Но, может быть, — спросим себя для совести — все это ворошение белья, все это чудовищное собрание сплетен искупается хотя бы блеском исполнения, таким совершенством формы, когда можно сказать, что победителей не судят? Увы, ткань повествования уныла и монотонна, слог вымучен и лишен внутреннего ритма. Читаешь, то и дело застревая в вязком тексте, как будто жуешь казинаки. Фраза не растет, как дерево, вольно и прихотливо, а сколачивается в поте лица, как сарай. Слово становится неодушевленным предметом. Все, наверное помнят книжку Чуковского «От 2 до 5», где были собраны смешные детские высказывания. Так есть замечательный диалог внучки и бабушки: «Бабушка, а ты умрешь? ― Ну, умру. — А тебя закопают? — Ну, закопают. ― Вот когда я покручу твою швейную машинку!» — Вот именно. Настоящая литература так или иначе закопана, или просто отвернулась, а авторы «момемуров», облегченно вздохнув, в упоении крутят швейную машинку своих невразумительных текстов, вызывая неблагозвучный шум.
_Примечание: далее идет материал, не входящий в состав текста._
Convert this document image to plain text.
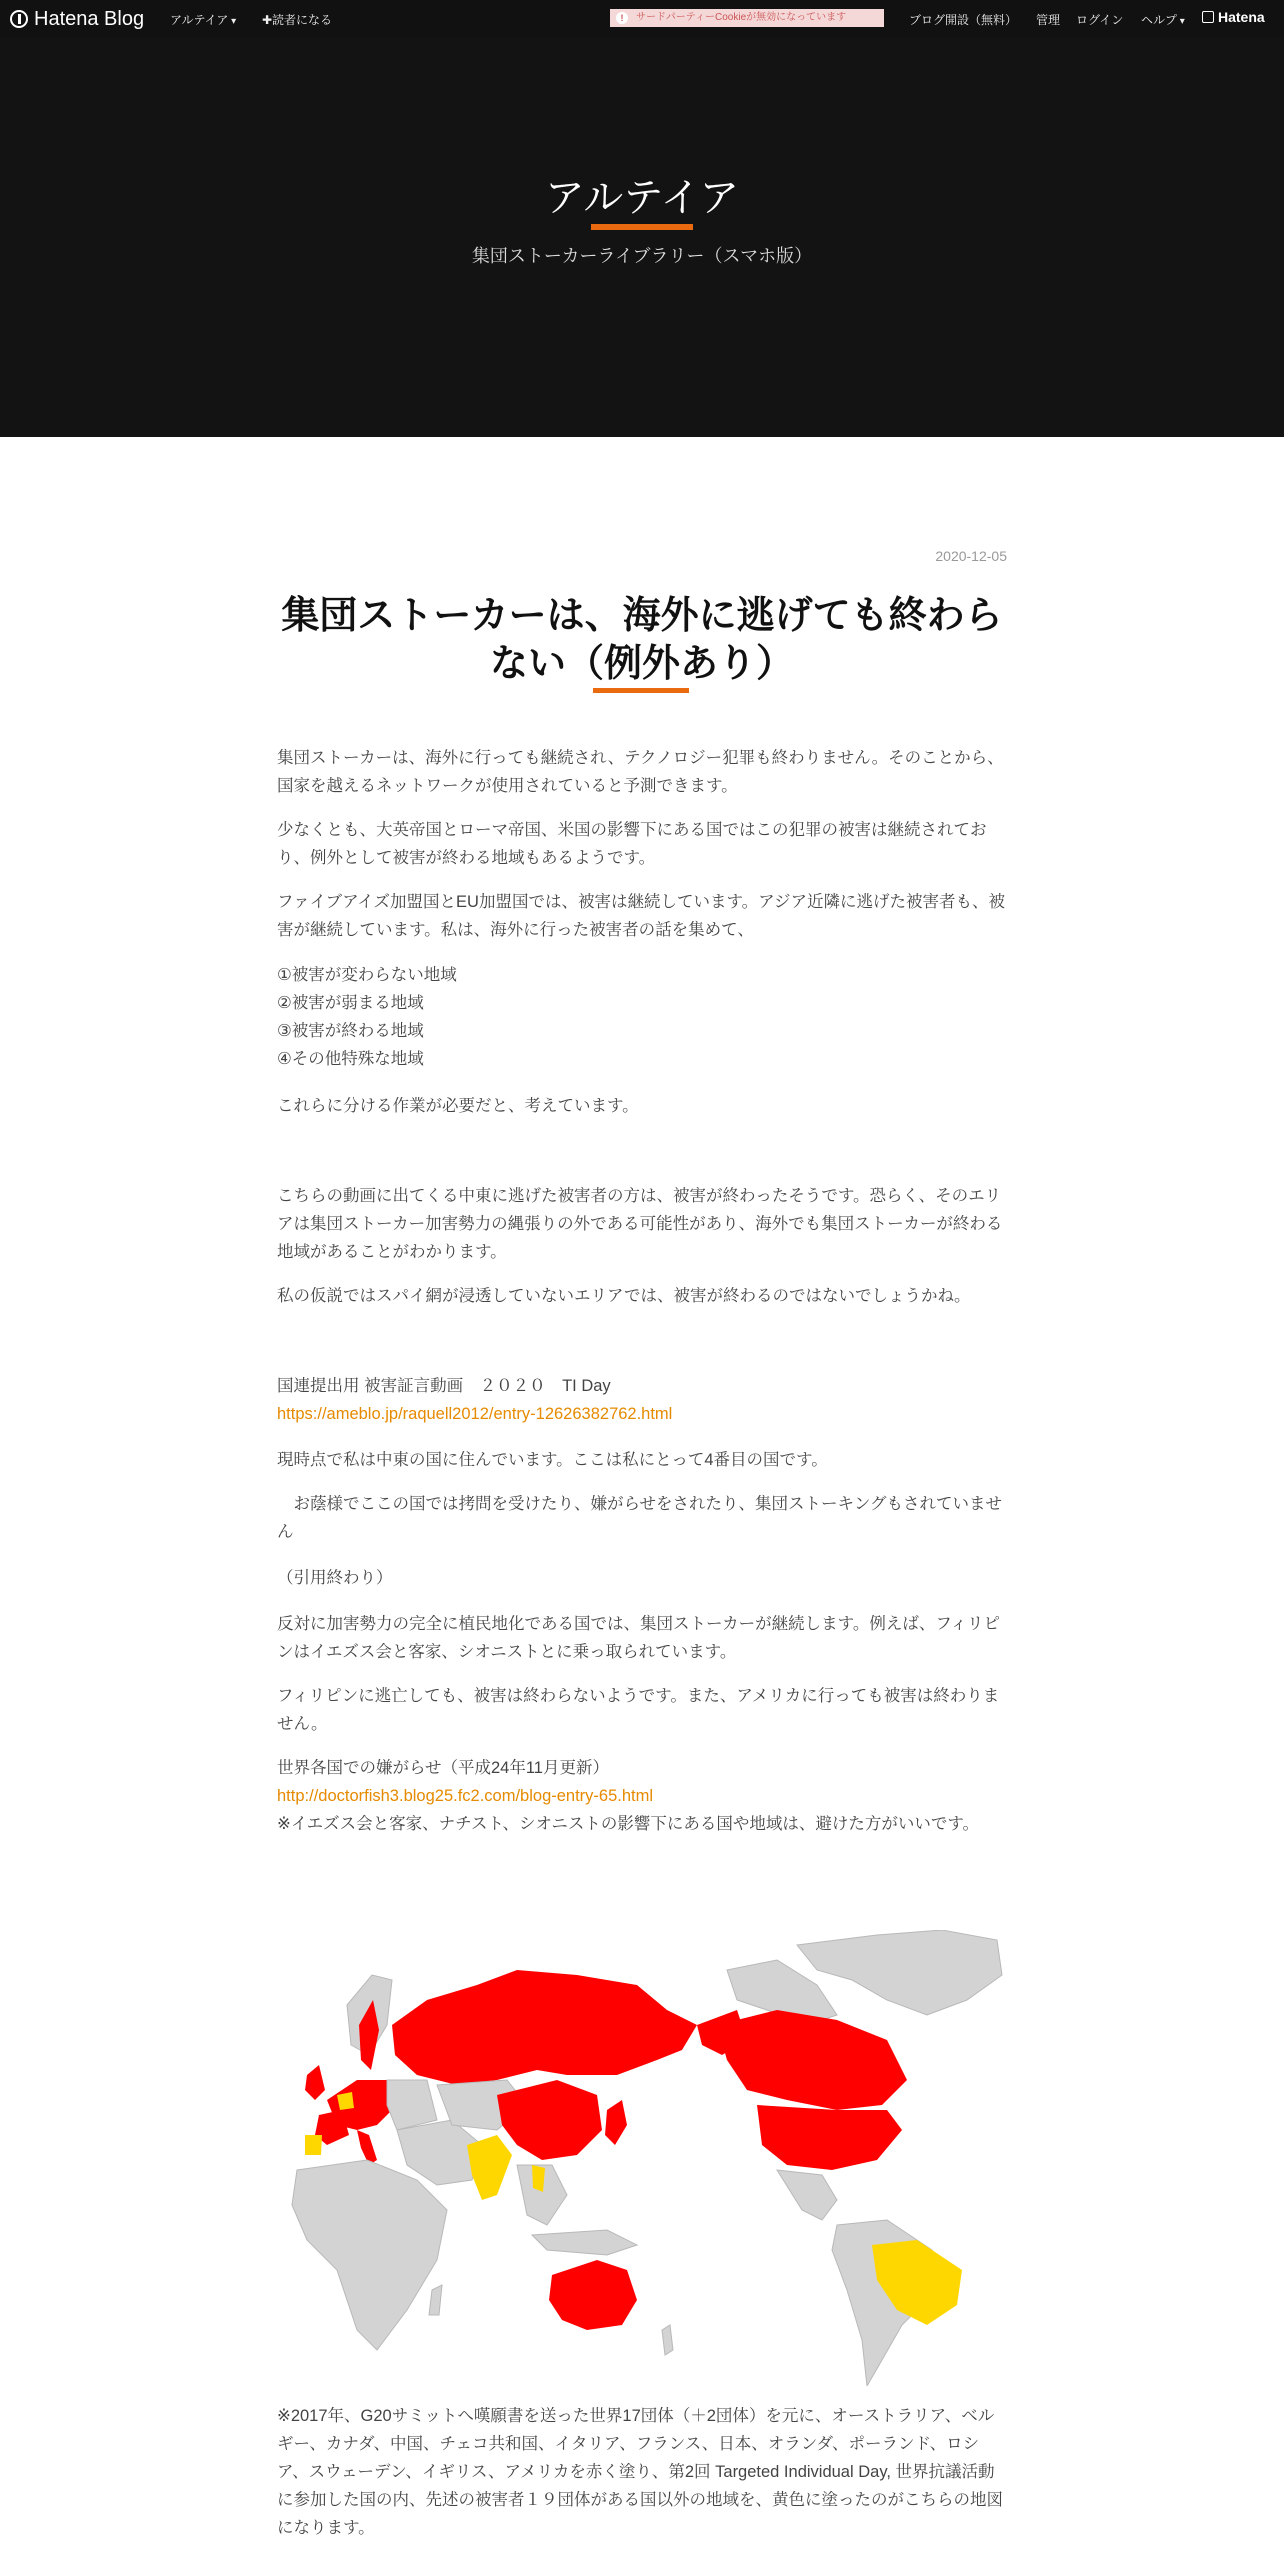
Hatena Blog アルテイア ▾	✚読者になる	!	サードパーティーCookieが無効になっています	ブログ開設（無料） 管理 ログイン ヘルプ ▾	Hatena
アルテイア
集団ストーカーライブラリー（スマホ版）
2020-12-05
集団ストーカーは、海外に逃げても終わらない（例外あり）

集団ストーカーは、海外に行っても継続され、テクノロジー犯罪も終わりません。そのことから、国家を越えるネットワークが使用されていると予測できます。

少なくとも、大英帝国とローマ帝国、米国の影響下にある国ではこの犯罪の被害は継続されており、例外として被害が終わる地域もあるようです。

ファイブアイズ加盟国とEU加盟国では、被害は継続しています。アジア近隣に逃げた被害者も、被害が継続しています。私は、海外に行った被害者の話を集めて、

①被害が変わらない地域

②被害が弱まる地域

③被害が終わる地域

④その他特殊な地域

これらに分ける作業が必要だと、考えています。

こちらの動画に出てくる中東に逃げた被害者の方は、被害が終わったそうです。恐らく、そのエリアは集団ストーカー加害勢力の縄張りの外である可能性があり、海外でも集団ストーカーが終わる地域があることがわかります。

私の仮説ではスパイ網が浸透していないエリアでは、被害が終わるのではないでしょうかね。

国連提出用 被害証言動画　２０２０　TI Day

https://ameblo.jp/raquell2012/entry-12626382762.html

現時点で私は中東の国に住んでいます。ここは私にとって4番目の国です。

　お蔭様でここの国では拷問を受けたり、嫌がらせをされたり、集団ストーキングもされていません

（引用終わり）

反対に加害勢力の完全に植民地化である国では、集団ストーカーが継続します。例えば、フィリピンはイエズス会と客家、シオニストとに乗っ取られています。

フィリピンに逃亡しても、被害は終わらないようです。また、アメリカに行っても被害は終わりません。

世界各国での嫌がらせ（平成24年11月更新）

http://doctorfish3.blog25.fc2.com/blog-entry-65.html

※イエズス会と客家、ナチスト、シオニストの影響下にある国や地域は、避けた方がいいです。

※2017年、G20サミットへ嘆願書を送った世界17団体（＋2団体）を元に、オーストラリア、ベルギー、カナダ、中国、チェコ共和国、イタリア、フランス、日本、オランダ、ポーランド、ロシア、スウェーデン、イギリス、アメリカを赤く塗り、第2回 Targeted Individual Day, 世界抗議活動に参加した国の内、先述の被害者１９団体がある国以外の地域を、黄色に塗ったのがこちらの地図になります。
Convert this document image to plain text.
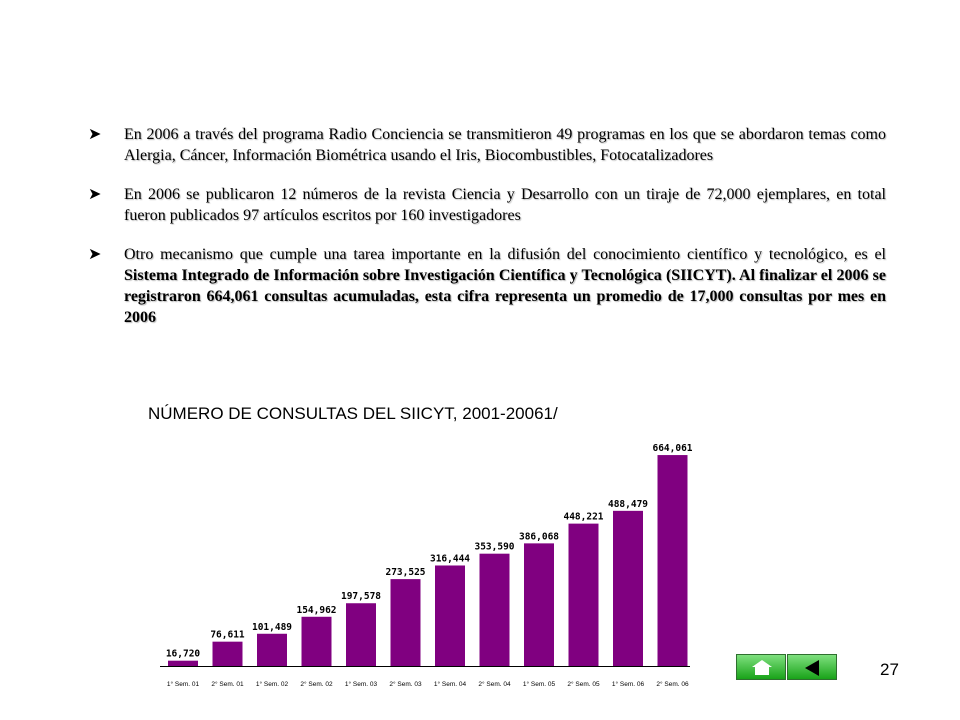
➤	En 2006 a través del programa Radio Conciencia se transmitieron 49 programas en los que se abordaron temas como Alergia, Cáncer, Información Biométrica usando el Iris, Biocombustibles, Fotocatalizadores
➤	En 2006 se publicaron 12 números de la revista Ciencia y Desarrollo con un tiraje de 72,000 ejemplares, en total fueron publicados 97 artículos escritos por 160 investigadores
➤	Otro mecanismo que cumple una tarea importante en la difusión del conocimiento científico y tecnológico, es el Sistema Integrado de Información sobre Investigación Científica y Tecnológica (SIICYT). Al finalizar el 2006 se registraron 664,061 consultas acumuladas, esta cifra representa un promedio de 17,000 consultas por mes en 2006
NÚMERO DE CONSULTAS DEL SIICYT, 2001-20061/
16,720
1° Sem. 01
76,611
2° Sem. 01
101,489
1° Sem. 02
154,962
2° Sem. 02
197,578
1° Sem. 03
273,525
2° Sem. 03
316,444
1° Sem. 04
353,590
2° Sem. 04
386,068
1° Sem. 05
448,221
2° Sem. 05
488,479
1° Sem. 06
664,061
2° Sem. 06
27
И после этого еще раздаются вопросы, что нынче литература не в чести. Да потому что честь — не в литературе, и совесть не в ней, а где-то отдельно, по пути к заоблачным высотам. А на их месте разведена махровая «клубничка», в надежде на то, что на нее слетится лакомка-читатель. Но читатель предпочитает учиться бухгалтерии — и правильно делает. Тем более, что рассматриваемый сочинитель презирает его уж как-то чересчур.